D’après les témoignages des élèves, certains jeunes se seraient baignés, et une fille nommée Divine aurait même failli se noyer dans la mer. Repêchée par un camarade nommée Clément, elle aurait été amenée à l’hôpital. Des militaires seraient intervenus auprès des adolescents, les empêchant de continuer de se baigner, et soupçonnant la prise d’alcool ou de stupéfiants chez ces jeunes, mineurs pour la plupart.

Un élève interrogé par Gabonreview dit avoir vu Darlin entrer dans l’eau, mais tous se souviennent que Warris et son ami Sissoko ont couru sur la plage, en direction du pont de Gué-Gué comme pour fuir les militaires sur la plage. Aucun des camarades interrogés par Gabonreview ne les a vus entrer dans l’eau. Warris et Sissoko étaient accompagnés d’un autre adolescent, plus âgé, nommé Nzibo, précise un élève. Le dénommé Nzibo était même déjà venu rendre visite à Warris à son domicile, explique un membre de la famille Nziengui.
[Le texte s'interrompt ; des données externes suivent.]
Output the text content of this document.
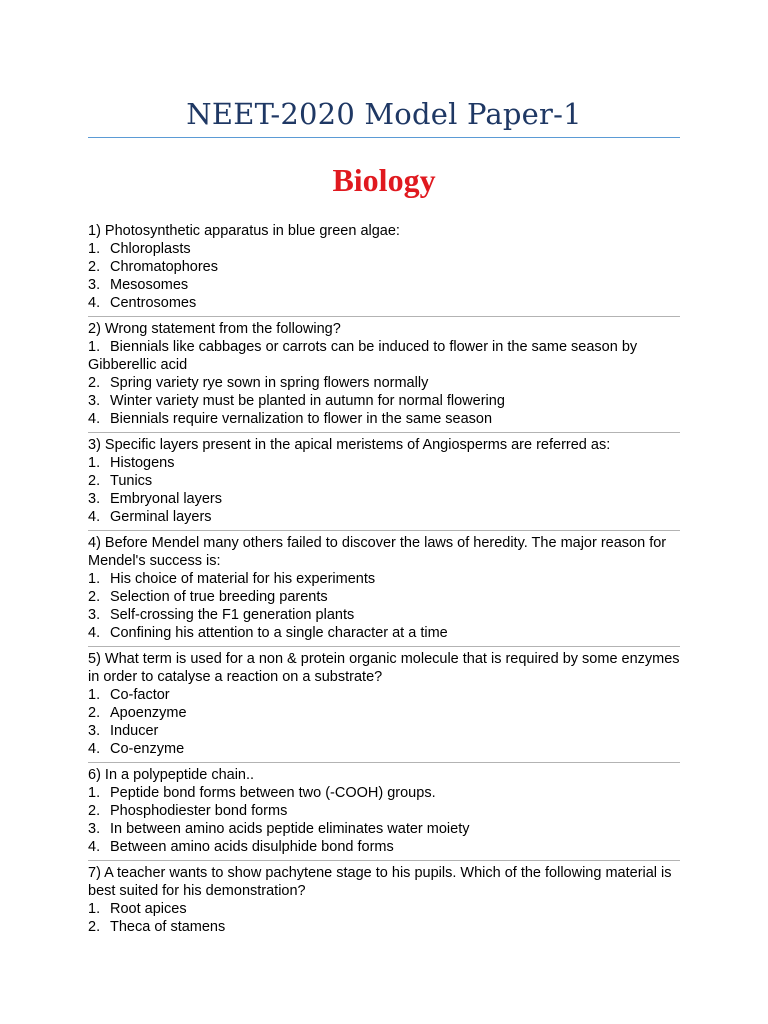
NEET-2020 Model Paper-1
Biology
1) Photosynthetic apparatus in blue green algae:
1. Chloroplasts
2. Chromatophores
3. Mesosomes
4. Centrosomes
2) Wrong statement from the following?
1. Biennials like cabbages or carrots can be induced to flower in the same season by
Gibberellic acid
2. Spring variety rye sown in spring flowers normally
3. Winter variety must be planted in autumn for normal flowering
4. Biennials require vernalization to flower in the same season
3) Specific layers present in the apical meristems of Angiosperms are referred as:
1. Histogens
2. Tunics
3. Embryonal layers
4. Germinal layers
4) Before Mendel many others failed to discover the laws of heredity. The major reason for Mendel's success is:
1. His choice of material for his experiments
2. Selection of true breeding parents
3. Self-crossing the F1 generation plants
4. Confining his attention to a single character at a time
5) What term is used for a non & protein organic molecule that is required by some enzymes in order to catalyse a reaction on a substrate?
1. Co-factor
2. Apoenzyme
3. Inducer
4. Co-enzyme
6) In a polypeptide chain..
1. Peptide bond forms between two (-COOH) groups.
2. Phosphodiester bond forms
3. In between amino acids peptide eliminates water moiety
4. Between amino acids disulphide bond forms
7) A teacher wants to show pachytene stage to his pupils. Which of the following material is best suited for his demonstration?
1. Root apices
2. Theca of stamens
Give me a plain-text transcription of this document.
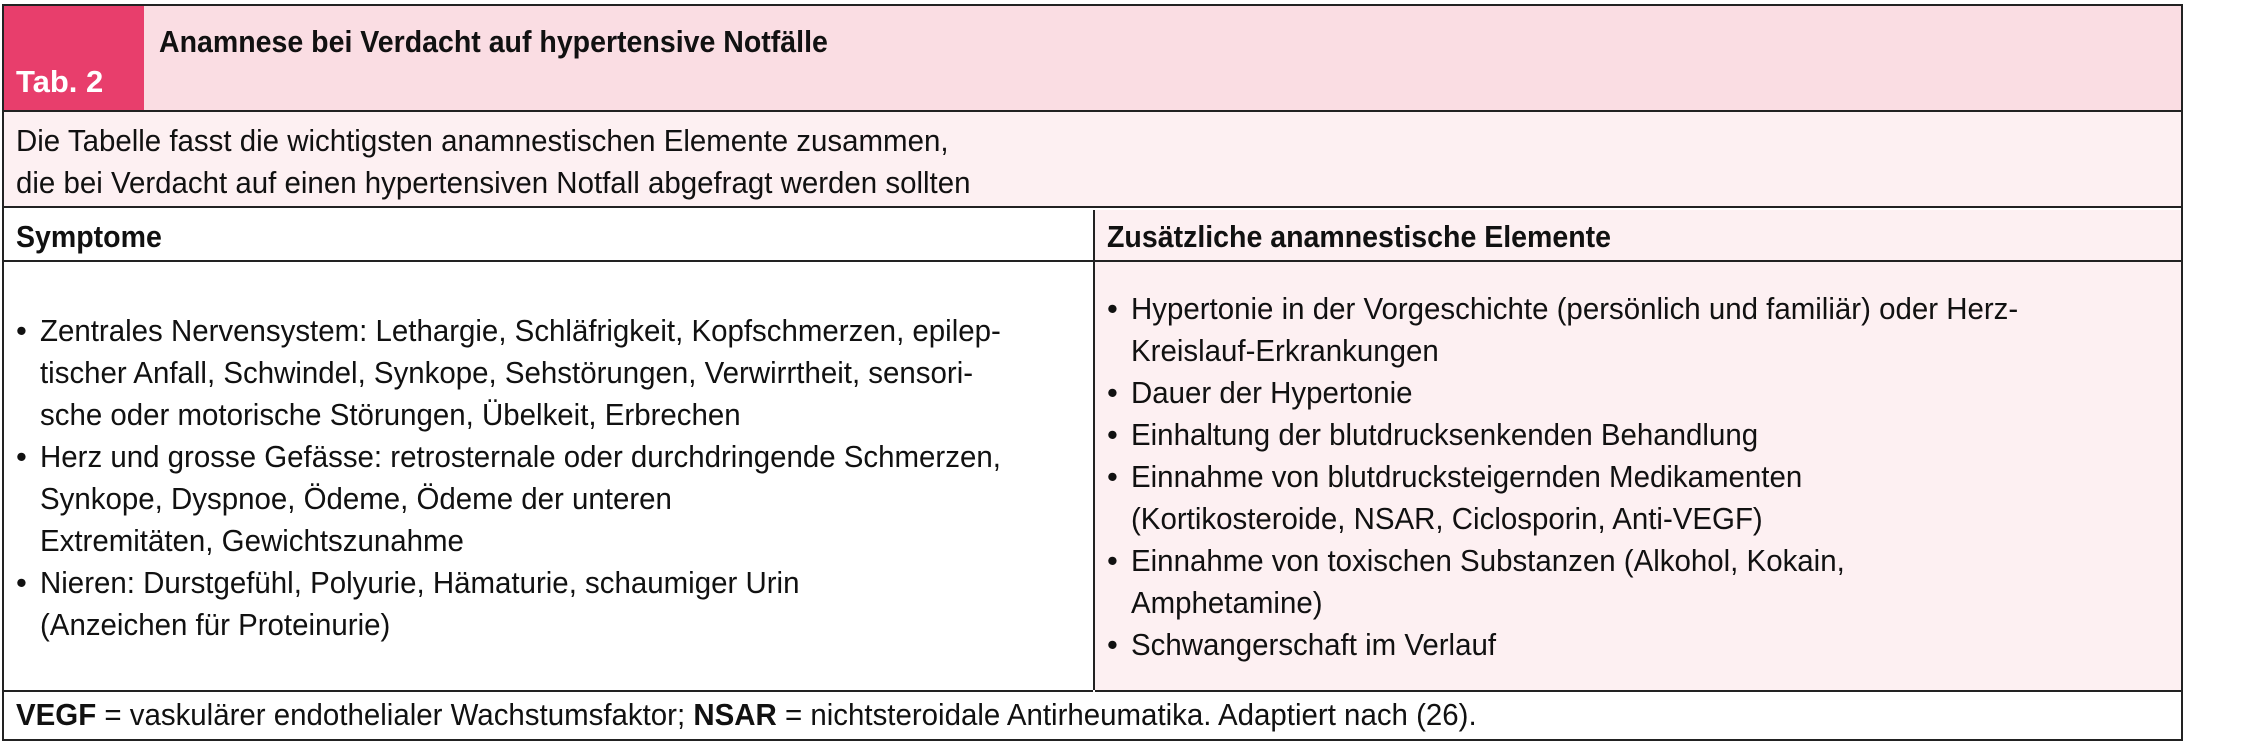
Tab. 2
Anamnese bei Verdacht auf hypertensive Notfälle
Die Tabelle fasst die wichtigsten anamnestischen Elemente zusammen,
die bei Verdacht auf einen hypertensiven Notfall abgefragt werden sollten
Symptome	Zusätzliche anamnestische Elemente
• Zentrales Nervensystem: Lethargie, Schläfrigkeit, Kopfschmerzen, epilep-
tischer Anfall, Schwindel, Synkope, Sehstörungen, Verwirrtheit, sensori-
sche oder motorische Störungen, Übelkeit, Erbrechen
• Herz und grosse Gefässe: retrosternale oder durchdringende Schmerzen,
Synkope, Dyspnoe, Ödeme, Ödeme der unteren
Extremitäten, Gewichtszunahme
• Nieren: Durstgefühl, Polyurie, Hämaturie, schaumiger Urin
(Anzeichen für Proteinurie)
• Hypertonie in der Vorgeschichte (persönlich und familiär) oder Herz-
Kreislauf-Erkrankungen
• Dauer der Hypertonie
• Einhaltung der blutdrucksenkenden Behandlung
• Einnahme von blutdrucksteigernden Medikamenten
(Kortikosteroide, NSAR, Ciclosporin, Anti-VEGF)
• Einnahme von toxischen Substanzen (Alkohol, Kokain,
Amphetamine)
• Schwangerschaft im Verlauf
VEGF = vaskulärer endothelialer Wachstumsfaktor; NSAR = nichtsteroidale Antirheumatika. Adaptiert nach (26).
En 2019, il ne fréquentait plus le CES d’Akébé, et certains élèves pensent même qu’il serait parti en province.

Suite à cette journée tourmentée et à l’arrivée de forces de l’ordre, quelques adolescents sont amenés à la Police judiciaire pour y être interrogés. Alors que les jeunes regagnent leurs proches et leurs domiciles, certains ne rentreront jamais. Darlin, Warris et Sissoko font partie des disparus. Deux jeunes filles, amies de Divine, se présentent au domicile de Warris «le 26 ou le 27 mai, vers 17 heures», se souvient Théophile Nziengui, pour apporter les affaires du jeune garçon – le sac avec, dedans, un t-shirt, son téléphone portable et sa tenue d’école. «Le téléphone de Warris est encore à la PJ, où nous sommes allés le lundi 28 mai», précise M. Nziengui.
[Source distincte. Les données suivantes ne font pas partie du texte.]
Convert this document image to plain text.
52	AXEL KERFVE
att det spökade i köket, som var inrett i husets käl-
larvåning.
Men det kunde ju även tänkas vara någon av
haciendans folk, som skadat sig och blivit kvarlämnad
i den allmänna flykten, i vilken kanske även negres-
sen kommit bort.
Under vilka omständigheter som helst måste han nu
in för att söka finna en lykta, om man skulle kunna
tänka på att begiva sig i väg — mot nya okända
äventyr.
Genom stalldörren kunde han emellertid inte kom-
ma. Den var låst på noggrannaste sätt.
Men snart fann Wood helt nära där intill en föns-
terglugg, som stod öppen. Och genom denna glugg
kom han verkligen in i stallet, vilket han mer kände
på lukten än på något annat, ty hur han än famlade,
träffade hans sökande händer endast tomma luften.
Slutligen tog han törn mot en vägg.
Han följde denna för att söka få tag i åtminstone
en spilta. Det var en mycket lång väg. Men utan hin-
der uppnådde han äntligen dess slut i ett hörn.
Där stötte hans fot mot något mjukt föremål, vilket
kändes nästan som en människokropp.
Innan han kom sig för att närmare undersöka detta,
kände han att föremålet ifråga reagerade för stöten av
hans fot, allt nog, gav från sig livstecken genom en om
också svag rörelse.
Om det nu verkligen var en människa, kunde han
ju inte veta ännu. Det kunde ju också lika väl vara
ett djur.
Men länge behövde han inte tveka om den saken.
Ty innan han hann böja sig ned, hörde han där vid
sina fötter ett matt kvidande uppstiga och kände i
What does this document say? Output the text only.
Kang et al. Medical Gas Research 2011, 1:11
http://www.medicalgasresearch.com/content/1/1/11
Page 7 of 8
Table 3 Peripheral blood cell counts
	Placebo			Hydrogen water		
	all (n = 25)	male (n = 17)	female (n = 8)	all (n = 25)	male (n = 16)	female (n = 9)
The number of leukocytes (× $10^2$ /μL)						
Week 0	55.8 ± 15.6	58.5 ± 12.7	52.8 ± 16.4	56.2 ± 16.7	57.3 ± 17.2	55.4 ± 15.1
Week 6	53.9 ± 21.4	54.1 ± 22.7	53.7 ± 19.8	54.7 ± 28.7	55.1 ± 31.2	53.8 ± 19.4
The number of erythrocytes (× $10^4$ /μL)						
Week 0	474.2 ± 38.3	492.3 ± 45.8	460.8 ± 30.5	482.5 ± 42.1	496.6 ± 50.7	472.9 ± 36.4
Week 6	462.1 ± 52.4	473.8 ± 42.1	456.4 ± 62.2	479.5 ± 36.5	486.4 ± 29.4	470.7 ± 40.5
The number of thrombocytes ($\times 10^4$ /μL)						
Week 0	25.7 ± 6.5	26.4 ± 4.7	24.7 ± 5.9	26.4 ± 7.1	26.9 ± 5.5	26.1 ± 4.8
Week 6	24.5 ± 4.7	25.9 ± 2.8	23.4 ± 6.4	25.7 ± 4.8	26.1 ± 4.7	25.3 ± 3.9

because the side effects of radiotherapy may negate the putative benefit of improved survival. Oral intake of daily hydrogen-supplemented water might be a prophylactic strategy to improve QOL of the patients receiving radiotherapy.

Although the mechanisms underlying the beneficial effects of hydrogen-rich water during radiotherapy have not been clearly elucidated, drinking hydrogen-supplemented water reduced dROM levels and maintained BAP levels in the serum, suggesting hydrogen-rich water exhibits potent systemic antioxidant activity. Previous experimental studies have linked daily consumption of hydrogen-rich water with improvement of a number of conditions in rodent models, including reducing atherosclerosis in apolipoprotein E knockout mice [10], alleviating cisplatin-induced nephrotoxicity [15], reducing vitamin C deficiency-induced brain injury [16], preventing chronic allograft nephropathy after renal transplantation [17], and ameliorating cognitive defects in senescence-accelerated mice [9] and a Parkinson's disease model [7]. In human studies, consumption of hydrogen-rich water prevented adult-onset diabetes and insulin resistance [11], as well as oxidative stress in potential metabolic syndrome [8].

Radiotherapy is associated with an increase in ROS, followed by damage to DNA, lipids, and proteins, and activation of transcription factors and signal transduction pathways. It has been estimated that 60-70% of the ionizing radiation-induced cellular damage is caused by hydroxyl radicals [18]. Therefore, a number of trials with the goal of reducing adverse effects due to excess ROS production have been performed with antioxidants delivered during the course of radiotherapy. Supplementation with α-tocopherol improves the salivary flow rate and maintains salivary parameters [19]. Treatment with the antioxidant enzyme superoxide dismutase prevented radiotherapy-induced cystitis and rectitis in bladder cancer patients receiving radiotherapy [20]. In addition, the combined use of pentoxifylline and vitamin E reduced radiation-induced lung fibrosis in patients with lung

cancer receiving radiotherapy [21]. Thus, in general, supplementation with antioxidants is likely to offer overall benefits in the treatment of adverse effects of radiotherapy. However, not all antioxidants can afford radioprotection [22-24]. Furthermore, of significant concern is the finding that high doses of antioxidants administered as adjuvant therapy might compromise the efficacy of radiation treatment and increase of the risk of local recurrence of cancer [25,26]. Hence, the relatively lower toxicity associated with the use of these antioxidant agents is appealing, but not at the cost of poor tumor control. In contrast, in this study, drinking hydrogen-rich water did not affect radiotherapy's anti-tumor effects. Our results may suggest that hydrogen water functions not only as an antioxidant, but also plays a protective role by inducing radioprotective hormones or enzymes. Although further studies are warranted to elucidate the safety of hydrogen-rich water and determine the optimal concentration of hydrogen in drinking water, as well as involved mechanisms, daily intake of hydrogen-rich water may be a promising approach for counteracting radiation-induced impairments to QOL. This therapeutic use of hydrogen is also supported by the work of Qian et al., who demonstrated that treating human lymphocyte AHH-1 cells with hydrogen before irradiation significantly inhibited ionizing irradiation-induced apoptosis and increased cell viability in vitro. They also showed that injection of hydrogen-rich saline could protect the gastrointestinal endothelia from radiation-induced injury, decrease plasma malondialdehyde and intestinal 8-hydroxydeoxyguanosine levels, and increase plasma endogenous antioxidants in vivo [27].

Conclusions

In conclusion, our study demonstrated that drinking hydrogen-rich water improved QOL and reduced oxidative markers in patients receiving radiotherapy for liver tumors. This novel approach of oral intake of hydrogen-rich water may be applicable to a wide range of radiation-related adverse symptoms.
Au CES d’Akébé, aucune photo des élèves disparus n’est affichée après le drame, rapportent des camarades de classe. La principale de l’établissement, Marie-Jeanne Dingue, ne s’est pas non plus exprimée ouvertement depuis lors. Des rumeurs courent toujours sur d’autres disparitions ce 25 mai 2018 au Tropicana, notamment celle d’une jeune fille du lycée Léon Mba. Deux ans après, les familles de Warris et Darlin restent amères et sont toujours en quête d’éclaircissements. Elles souhaitent relancer leurs démarches auprès des services judiciaires et d’enquête.